Black Oak kitchen with integrated handles, Silestone ‘Tigris Sand’ worktops and solid white oiled Oak bar.
After a visit to the showrooms in Churchtown and a long preliminary discussion with Per, the clients asked him to visit their home to see the problems they were experiencing with their current layout and their wish list for the project.
Following this consultation, he recommended rejigging the space, aiming to open up the original kitchen (with its much used table) into the adjoining unused formal dining room. Also by blocking up a redundant door to the utility room an alcove was created to conceal the tall storage and appliances.
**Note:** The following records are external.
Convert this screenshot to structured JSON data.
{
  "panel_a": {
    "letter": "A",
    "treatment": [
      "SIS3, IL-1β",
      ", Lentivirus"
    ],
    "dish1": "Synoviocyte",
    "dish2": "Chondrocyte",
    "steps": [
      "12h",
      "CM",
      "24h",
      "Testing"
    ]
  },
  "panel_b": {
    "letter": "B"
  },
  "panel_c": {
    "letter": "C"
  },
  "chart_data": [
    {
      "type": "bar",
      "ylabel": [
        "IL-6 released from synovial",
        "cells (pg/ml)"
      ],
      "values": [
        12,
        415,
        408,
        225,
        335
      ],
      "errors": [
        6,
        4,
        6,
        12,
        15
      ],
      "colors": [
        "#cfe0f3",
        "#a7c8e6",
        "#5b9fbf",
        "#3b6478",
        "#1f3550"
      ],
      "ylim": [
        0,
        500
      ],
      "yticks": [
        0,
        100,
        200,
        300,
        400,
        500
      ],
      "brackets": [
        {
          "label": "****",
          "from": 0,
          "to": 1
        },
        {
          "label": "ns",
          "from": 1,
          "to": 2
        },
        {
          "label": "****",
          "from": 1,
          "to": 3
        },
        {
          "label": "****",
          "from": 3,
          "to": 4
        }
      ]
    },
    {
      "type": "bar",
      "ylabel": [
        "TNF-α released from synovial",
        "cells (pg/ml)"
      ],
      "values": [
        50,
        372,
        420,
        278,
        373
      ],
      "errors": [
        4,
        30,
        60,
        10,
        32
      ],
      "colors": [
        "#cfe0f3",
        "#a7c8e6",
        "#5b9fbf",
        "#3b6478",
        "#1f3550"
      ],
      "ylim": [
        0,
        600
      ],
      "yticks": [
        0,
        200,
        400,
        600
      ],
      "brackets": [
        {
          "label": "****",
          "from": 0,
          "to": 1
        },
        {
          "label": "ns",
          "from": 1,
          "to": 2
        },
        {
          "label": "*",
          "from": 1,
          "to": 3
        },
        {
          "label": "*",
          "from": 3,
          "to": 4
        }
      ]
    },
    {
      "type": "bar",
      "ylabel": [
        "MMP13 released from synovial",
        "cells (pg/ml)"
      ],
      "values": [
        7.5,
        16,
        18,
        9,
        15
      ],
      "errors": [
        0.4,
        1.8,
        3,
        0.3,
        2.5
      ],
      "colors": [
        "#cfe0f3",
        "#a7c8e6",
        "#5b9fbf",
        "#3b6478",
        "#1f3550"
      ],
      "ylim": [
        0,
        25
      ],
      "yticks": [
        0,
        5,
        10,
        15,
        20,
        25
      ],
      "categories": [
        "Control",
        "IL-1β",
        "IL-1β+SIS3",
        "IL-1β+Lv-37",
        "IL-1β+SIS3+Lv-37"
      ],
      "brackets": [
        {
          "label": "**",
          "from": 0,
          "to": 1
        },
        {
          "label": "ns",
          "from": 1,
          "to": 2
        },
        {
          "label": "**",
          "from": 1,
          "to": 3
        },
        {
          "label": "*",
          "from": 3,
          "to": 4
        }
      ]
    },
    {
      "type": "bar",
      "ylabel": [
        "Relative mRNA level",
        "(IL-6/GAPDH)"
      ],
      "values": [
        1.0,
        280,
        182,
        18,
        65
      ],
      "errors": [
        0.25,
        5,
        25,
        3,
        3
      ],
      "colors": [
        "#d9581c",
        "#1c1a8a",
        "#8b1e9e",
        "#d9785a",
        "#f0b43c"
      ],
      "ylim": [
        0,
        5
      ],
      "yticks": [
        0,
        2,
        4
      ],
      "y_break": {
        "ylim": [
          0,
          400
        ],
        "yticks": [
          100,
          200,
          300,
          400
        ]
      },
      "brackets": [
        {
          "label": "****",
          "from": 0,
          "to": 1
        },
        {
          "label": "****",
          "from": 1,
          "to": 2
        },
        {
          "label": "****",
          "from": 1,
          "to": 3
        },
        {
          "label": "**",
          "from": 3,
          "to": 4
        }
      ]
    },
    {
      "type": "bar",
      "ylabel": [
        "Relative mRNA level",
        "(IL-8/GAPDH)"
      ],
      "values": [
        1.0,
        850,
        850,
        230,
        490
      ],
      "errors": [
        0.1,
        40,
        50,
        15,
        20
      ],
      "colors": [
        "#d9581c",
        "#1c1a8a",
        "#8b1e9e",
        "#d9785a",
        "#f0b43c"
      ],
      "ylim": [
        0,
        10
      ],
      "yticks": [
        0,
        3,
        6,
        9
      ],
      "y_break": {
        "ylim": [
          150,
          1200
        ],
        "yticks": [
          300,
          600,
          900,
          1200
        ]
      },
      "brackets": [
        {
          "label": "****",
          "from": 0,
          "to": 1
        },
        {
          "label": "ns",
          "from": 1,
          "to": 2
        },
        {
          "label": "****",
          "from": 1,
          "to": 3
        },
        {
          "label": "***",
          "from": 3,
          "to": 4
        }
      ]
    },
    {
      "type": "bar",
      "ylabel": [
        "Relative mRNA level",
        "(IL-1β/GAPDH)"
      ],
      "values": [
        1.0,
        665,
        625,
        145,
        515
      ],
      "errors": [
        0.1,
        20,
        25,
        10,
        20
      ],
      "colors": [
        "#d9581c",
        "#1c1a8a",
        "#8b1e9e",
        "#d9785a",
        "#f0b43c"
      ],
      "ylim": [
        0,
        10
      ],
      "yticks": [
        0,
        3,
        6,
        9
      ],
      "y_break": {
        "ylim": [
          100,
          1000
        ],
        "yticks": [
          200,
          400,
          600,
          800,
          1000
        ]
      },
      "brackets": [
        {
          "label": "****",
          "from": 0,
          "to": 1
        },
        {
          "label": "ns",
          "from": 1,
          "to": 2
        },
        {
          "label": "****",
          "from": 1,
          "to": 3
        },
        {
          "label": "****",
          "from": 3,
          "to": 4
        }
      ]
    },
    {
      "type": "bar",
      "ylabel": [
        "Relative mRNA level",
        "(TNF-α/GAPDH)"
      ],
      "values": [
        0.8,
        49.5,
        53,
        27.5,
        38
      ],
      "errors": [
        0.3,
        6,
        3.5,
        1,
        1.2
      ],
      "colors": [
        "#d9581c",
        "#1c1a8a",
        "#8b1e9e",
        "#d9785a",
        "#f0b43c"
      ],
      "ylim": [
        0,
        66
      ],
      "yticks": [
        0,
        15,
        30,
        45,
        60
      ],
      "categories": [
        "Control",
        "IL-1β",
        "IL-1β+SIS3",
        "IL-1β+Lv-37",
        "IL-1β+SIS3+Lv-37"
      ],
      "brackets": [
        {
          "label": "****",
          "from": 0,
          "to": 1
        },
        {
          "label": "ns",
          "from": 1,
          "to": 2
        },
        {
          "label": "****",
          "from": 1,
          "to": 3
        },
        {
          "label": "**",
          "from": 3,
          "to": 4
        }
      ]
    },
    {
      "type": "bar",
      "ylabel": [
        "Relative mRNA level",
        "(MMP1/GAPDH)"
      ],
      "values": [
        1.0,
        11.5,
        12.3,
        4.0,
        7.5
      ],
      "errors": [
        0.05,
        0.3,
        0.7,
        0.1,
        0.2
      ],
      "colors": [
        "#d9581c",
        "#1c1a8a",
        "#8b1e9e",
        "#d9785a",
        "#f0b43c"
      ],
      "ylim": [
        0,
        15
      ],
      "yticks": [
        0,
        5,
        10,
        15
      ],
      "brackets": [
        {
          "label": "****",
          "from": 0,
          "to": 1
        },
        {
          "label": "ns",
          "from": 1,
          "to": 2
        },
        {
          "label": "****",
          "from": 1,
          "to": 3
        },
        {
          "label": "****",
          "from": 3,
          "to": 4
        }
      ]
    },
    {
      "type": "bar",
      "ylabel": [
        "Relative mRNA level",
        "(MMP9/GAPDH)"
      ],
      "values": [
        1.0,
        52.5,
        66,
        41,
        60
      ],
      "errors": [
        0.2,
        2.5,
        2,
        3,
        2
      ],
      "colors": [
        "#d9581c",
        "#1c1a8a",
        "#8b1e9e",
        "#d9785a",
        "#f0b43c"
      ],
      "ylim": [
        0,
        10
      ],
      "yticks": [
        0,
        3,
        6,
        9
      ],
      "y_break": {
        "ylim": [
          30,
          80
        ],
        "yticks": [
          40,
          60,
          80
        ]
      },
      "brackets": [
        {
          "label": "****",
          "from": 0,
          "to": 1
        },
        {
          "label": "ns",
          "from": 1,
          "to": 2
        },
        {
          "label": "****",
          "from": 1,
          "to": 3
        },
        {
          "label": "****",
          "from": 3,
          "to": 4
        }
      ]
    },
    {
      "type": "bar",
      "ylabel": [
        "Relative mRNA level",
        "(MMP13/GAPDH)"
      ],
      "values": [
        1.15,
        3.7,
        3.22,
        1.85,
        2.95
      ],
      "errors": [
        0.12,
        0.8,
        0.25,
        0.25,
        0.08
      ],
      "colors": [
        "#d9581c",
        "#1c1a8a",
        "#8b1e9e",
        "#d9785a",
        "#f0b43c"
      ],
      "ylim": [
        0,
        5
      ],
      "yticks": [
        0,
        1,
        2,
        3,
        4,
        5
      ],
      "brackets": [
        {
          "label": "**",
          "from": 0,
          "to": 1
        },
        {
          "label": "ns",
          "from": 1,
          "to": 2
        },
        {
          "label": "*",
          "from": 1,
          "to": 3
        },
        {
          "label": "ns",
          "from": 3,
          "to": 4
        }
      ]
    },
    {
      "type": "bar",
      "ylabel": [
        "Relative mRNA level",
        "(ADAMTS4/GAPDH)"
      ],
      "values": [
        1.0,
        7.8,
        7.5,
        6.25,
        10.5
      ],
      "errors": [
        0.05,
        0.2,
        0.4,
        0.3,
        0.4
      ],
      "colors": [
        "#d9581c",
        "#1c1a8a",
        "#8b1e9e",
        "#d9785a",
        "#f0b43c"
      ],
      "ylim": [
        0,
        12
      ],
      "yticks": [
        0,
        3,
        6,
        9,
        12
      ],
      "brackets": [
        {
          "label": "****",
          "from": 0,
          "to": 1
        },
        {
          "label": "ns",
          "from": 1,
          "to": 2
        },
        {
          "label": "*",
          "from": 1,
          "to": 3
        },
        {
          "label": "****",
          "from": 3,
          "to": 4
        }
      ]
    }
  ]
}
There was some pipework running down beside the original dividing wall. Per used the necessity of retaining this to create alcoves finished in the wall materials, for displaying objects and for cookbooks. This also anchors the peninsula which divides the working kitchen from the new dining zone with both a work zone around the hob and the signature wave of the raised bar in white oiled oak.

The corner sink is another signature feature in Danish Kitchen design; it allows for a better flow and for more than one person to work in the space comfortably.

By also adding a small (approximately120cm) glass lined extension it was then possible to optimise a feeling of light and space with the bonus of introducing a soft seating section to enjoy the garden view. Tying the new room together is the bold travertine flooring finding its quieter echo in the Silestone ‘Tigris Sand’ worktops and the oak. Further, the integration of the radiator on the opposing wall into additional complementary units adds a mental sense of comfort and style.
This is a turnkey project whose meticulous attention to detail creates a completely bespoke design that surpassed the expectations of the very happy clients.